Involvement of BglG in Lipopolysaccharides (LPS) Synthesis and Transport in Stationary Phase in E. coli.

BglG, an RNA binding regulatory protein encoded by the ß-glucoside (bgl) operon of E. coli is known to be involved in the regulation of several metabolic functions in stationary phase. A genome-wide comparative transcriptome analysis performed earlier between a ∆bglG strain and its isogenic WT counterpart revealed that genes involved in lipopolysaccharide (LPS) biosynthesis and transport were significantly down-regulated in the absence of BglG in stationary phase, suggesting a role for BglG in their regulation. We have investigated the involvement of BglG in LPS biosynthesis and transport. Consistent with the down-regulation of LPS synthesis and transport genes, the ∆bglG strain showed a loss of permeability barrier specifically in stationary phase, which could be rescued by introduction of wild type bglG on a plasmid. A search for a putative transcription factor involved in the regulation mediated by BglG led to the identification of GadE, which is one of the primary positive regulators of pH homeostasis and LPS core biosynthesis. Using RNA mobility shift and stability assays, we show that BglG binds specifically to gadE mRNA and enhances its stability. Consistent with this, loss of gadE leads to a partial defect in permeability. Based on our findings, we propose a model for the molecular mechanism involved in the regulation on LPS synthesis and transport by BglG.

Catabolism of aromatic ß-glucosides by bacteria can lead to antibiotics resistance.

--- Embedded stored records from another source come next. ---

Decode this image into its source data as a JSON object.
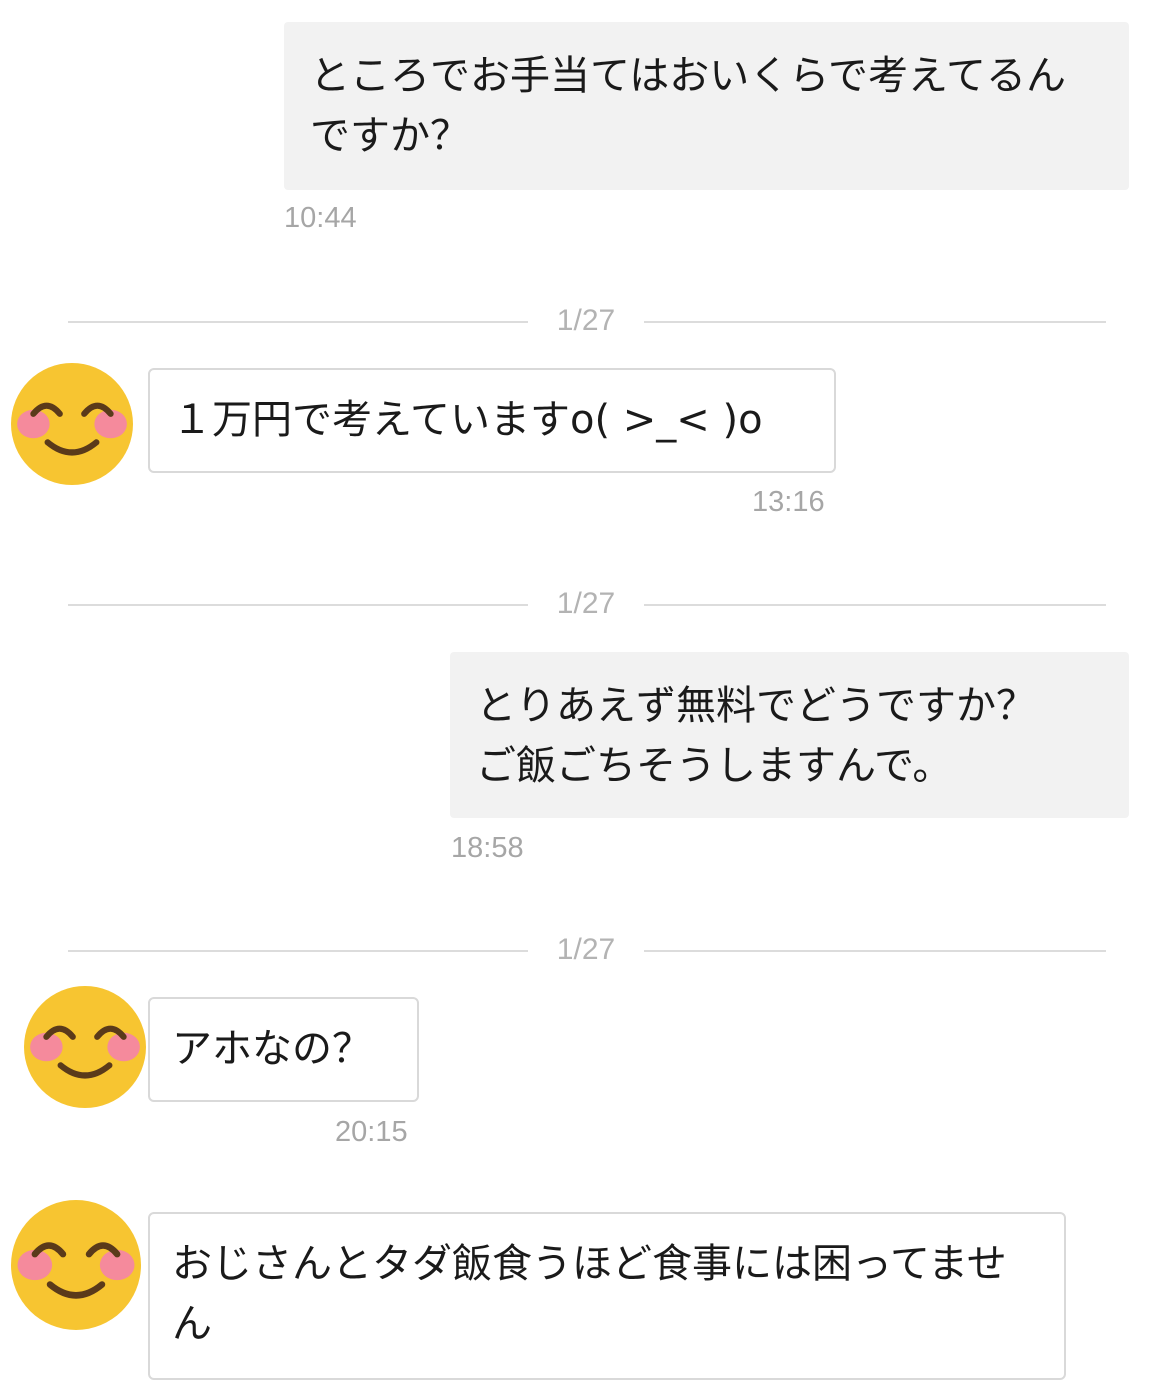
{
  "messages": [
    {
      "text": "ところでお手当てはおいくらで考えてるんですか？",
      "time": "10:44",
      "direction": "outgoing"
    },
    {
      "divider": "1/27"
    },
    {
      "text": "１万円で考えていますo( >_< )o",
      "time": "13:16",
      "direction": "incoming",
      "avatar": "smiling-face-icon"
    },
    {
      "divider": "1/27"
    },
    {
      "text": "とりあえず無料でどうですか？\nご飯ごちそうしますんで。",
      "time": "18:58",
      "direction": "outgoing"
    },
    {
      "divider": "1/27"
    },
    {
      "text": "アホなの？",
      "time": "20:15",
      "direction": "incoming",
      "avatar": "smiling-face-icon"
    },
    {
      "text": "おじさんとタダ飯食うほど食事には困ってません",
      "direction": "incoming",
      "avatar": "smiling-face-icon"
    }
  ],
  "colors": {
    "outgoing_bubble": "#f2f2f2",
    "incoming_border": "#d9d9d9",
    "timestamp": "#a6a6a6",
    "emoji_face": "#f7c531",
    "emoji_blush": "#f58a9c"
  }
}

Antimicrobial resistance is a serious public health threat worldwide today. Escherichia coli is known to resist low doses of antibiotics in the presence of sodium salicylate and related compounds by mounting non-heritable transient phenotypic antibiotic resistance (PAR). In the present study, we demonstrate that Bgl+ bacterial strains harboring a functional copy of the ß-glucoside (bgl) operon and are actively hydrolyzing plant-derived aromatic ß-glucosides such as salicin show PAR to low doses of antibiotics. The aglycone released during metabolism of aromatic ß-glucosides is responsible for conferring this phenotype by de-repressing the multiple antibiotics resistance (mar) operon. We also show that prolonged exposure of Bgl+ bacteria to aromatic ß-glucosides in the presence of sub-lethal doses of antibiotics can lead to a significant increase in the frequency of mutants that show heritable resistance to higher doses of antibiotics. Although heritable drug resistance in many cases is known to reduce the fitness of the carrier strain, we did not see a cost associated with resistance in the mutants, most of which carry clinically relevant mutations. These findings indicate that the presence of the activated form of the bgl operon in the genome facilitates the survival of bacteria in environments in which both aromatic ß-glucosides and antibiotics are present.

Evolution of aromatic ß-glucoside utilization by successive mutational steps in Escherichia coli.

The bglA gene of Escherichia coli encodes phospho-ß-glucosidase A capable of hydrolyzing the plant-derived aromatic ß-glucoside arbutin. We report that the sequential accumulation of mutations in bglA can confer the ability to hydrolyze the related aromatic ß-glucosides esculin and salicin in two steps. In the first step, esculin hydrolysis is achieved through the acquisition of a four-nucleotide insertion within the promoter of the bglA gene, resulting in enhanced steady-state levels of the bglA transcript. In the second step, hydrolysis of salicin is achieved through the acquisition of a point mutation within the bglA structural gene close to the active site without the loss of the original catabolic activity against arbutin. These studies underscore the ability of microorganisms to evolve additional metabolic capabilities by mutational modification of preexisting genetic systems under selection pressure, thereby expanding their repertoire of utilizable substrates.